Our work is about telling an agricultural story and Seth and Sharon are true stewards of their land. Over the six years that they've owned the farm, much of the hillside woods have been returned to pasture where the sheep graze in rotational practice. In return, the sheep help to manage the land, working through the grass and flora over an eight day cycle to prevent parasite infestation and give each piece of the land time to rest. Heritage chickens run in conjunction with this rotation despite their proclivity to jump the hot fence and beg for your scraps.
Seth and Sharon are avid researchers about farming practices and keep beautiful written logs of their work. On our visit, the lambing calendar hung by the bathroom door and was visited almost as often as the room itself to reconcile who'd given birth and when. Three lambs were born during our stay, one who was sadly lackluster and on viability watch. I relished being a part of the whole cycle of the farm and resisting the temptation to confuse cute with genetic health. This is, perhaps, the greatest commitment to being stewards of these animals and what I gleaned as essential to who we choose as partners in telling an agricultural story.
Genetics matter and culling a flock to encourage the healthiest genetic stock is fundamental to good meat, good wool and smart farming. Culling a flock requires bravery and a belief in the long view. The same is true of Sally Fox's approach to breeding cotton and the natural selection through which her plants steadily grow stronger and deeper in color. She, too, culls for genetic health. She, too, has given her life's work to the long view and her days to the right now.
My favorite lunch at Black Thorn was on shearing day when we squeezed eight of us around the small square table and were joined by the father and son shearing team, my curious mother and our photographer friend, Brian Ferry. We ate shepherds pie and grits and shared a bottle of Gamay that I'd brought just for the occasion.
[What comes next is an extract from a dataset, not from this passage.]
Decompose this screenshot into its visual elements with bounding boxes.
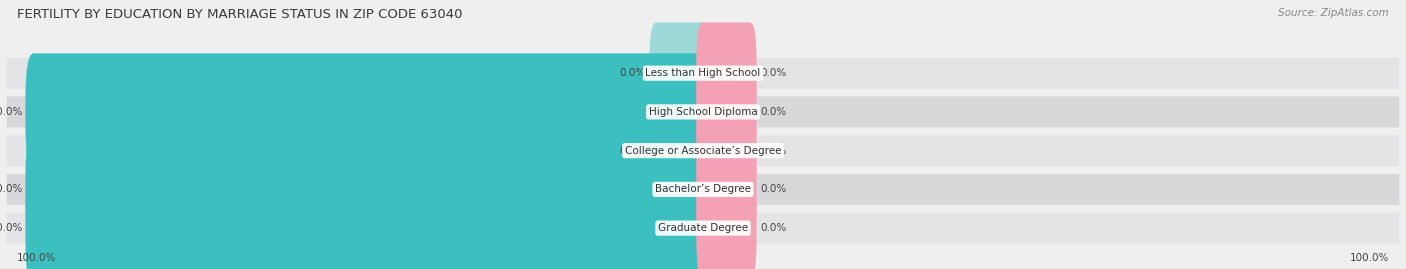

Cups of black tea finished our meal, accompanied by a jar of Black Thorn sorghum syrup milled from the cane they'd grown the previous Summer. "When you can grow your own sweetener, you're really close to being totally free," Seth remarked as he passed it along. We all nodded and sipped our tea. We had much left to do that afernoon- a few lambs left to shear and a ram to load in the back of the truck as his job had come to a close and he was returning to the neighboring farm.
I brought a jar of the sorghum syrup home with me, as a mellow sweet for biscuits with cheddar cheese and as talisman for Seth's notion of freedom. The work that Seth and Sharon do- the work that Sally Fox does- straddles the temporal distance between the long view and the right now and somewhere in that stretch is evidence of being genuinely free, energetically free, despite lingering reliances on the outside world. Black Thorn's table was our gateway for an entire week and not an easy table to bid farewell. We returned to our urban hustle and our quinoa bowls and I drizzled sorghum on everything I could think of that first week at home whether it wanted to be sweet or not.